Für einen Teil der Bahnfahrer, die jeden Tag die Strecke zwischen der Hansestadt und der Spreemetropole bewältigen müssen, war der Speisewagen im tschechischen EC-Zug mitunter regelmäßiger Treffpunkt mit anderen Pendlern. Auch einige Medienleute mit Arbeitsplatz in Hamburg und Wohnort in Berlin hatten ihre Stammplätze, um sich nach getaner Woche am Freitagnachmittag bei deftigem Gulasch mit Knödeln, Pilsner Bier oder süßen Palatschinken auf das Wochenende einzustimmen.
Dementsprechend groß war der Schock, als die tschechische Bahn vor einigen Monaten ankündigte, die Speisewagen im Zuge einer Modernisierung ihres Waggonmaterials durch moderne Bordbistros ersetzen zu wollen.
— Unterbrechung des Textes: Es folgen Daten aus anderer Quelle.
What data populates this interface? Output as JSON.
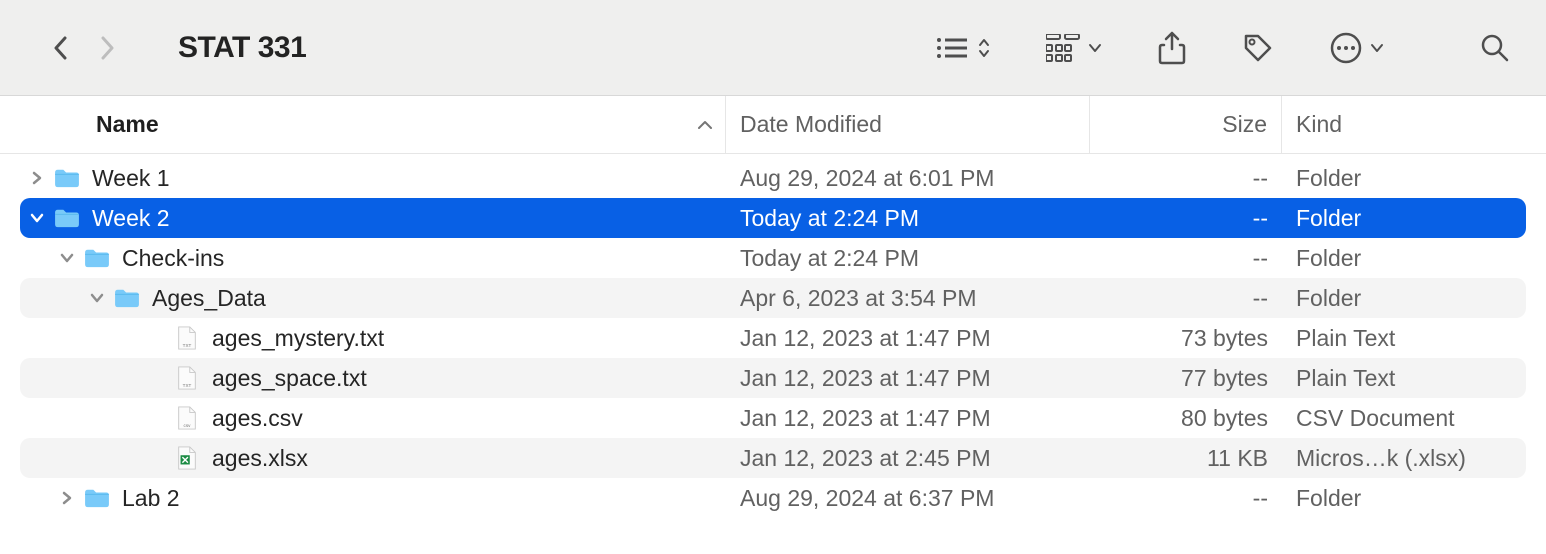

Am 1. August ist die neunmonatige Generalsanierung der Strecke zwischen Berlin und Hamburg angelaufen. Die tschechische Bahn lässt seitdem den Eurocity nur noch zwischen Prag und Berlin verkehren. Obendrein zieht das Unternehmen seit dem 26. Juli auch die legendären Kult-Speisewagen aus dem Verkehr. Die Wagen sollen künftig nur noch auf einer Strecke innerhalb der Tschechischen Republik eingesetzt werden. Das Echo war gewaltig. Möglicherweise war Tschechiens Bahn selbst überrascht, wie beliebt ihre Speisewagen hierzulande sind. Das drohende Aus des Angebots sorgte nicht nur in den Sozialen Medien für hitzige Diskussionen. Auch viele Zeitungsredaktionen beschäftigten sich mit dem Speisewagenthema. Oft fiel dabei der Begriff „Knödel-Express“ als Synonym für die Wagen der tschechischen Bahnen. In einer Pressemitteilung deutete vor Kurzem der Chef der Tschechischen Bahnen, Michal Krapinec, an, dass die ursprünglichen Speisewagen zumindest auf einigen Zugpaaren weiterhin mitgeführt werden. Ob es sich dabei nur um eine Gnadenfrist handelt, wird sich mit dem kommenden Winterfahrplan zeigen.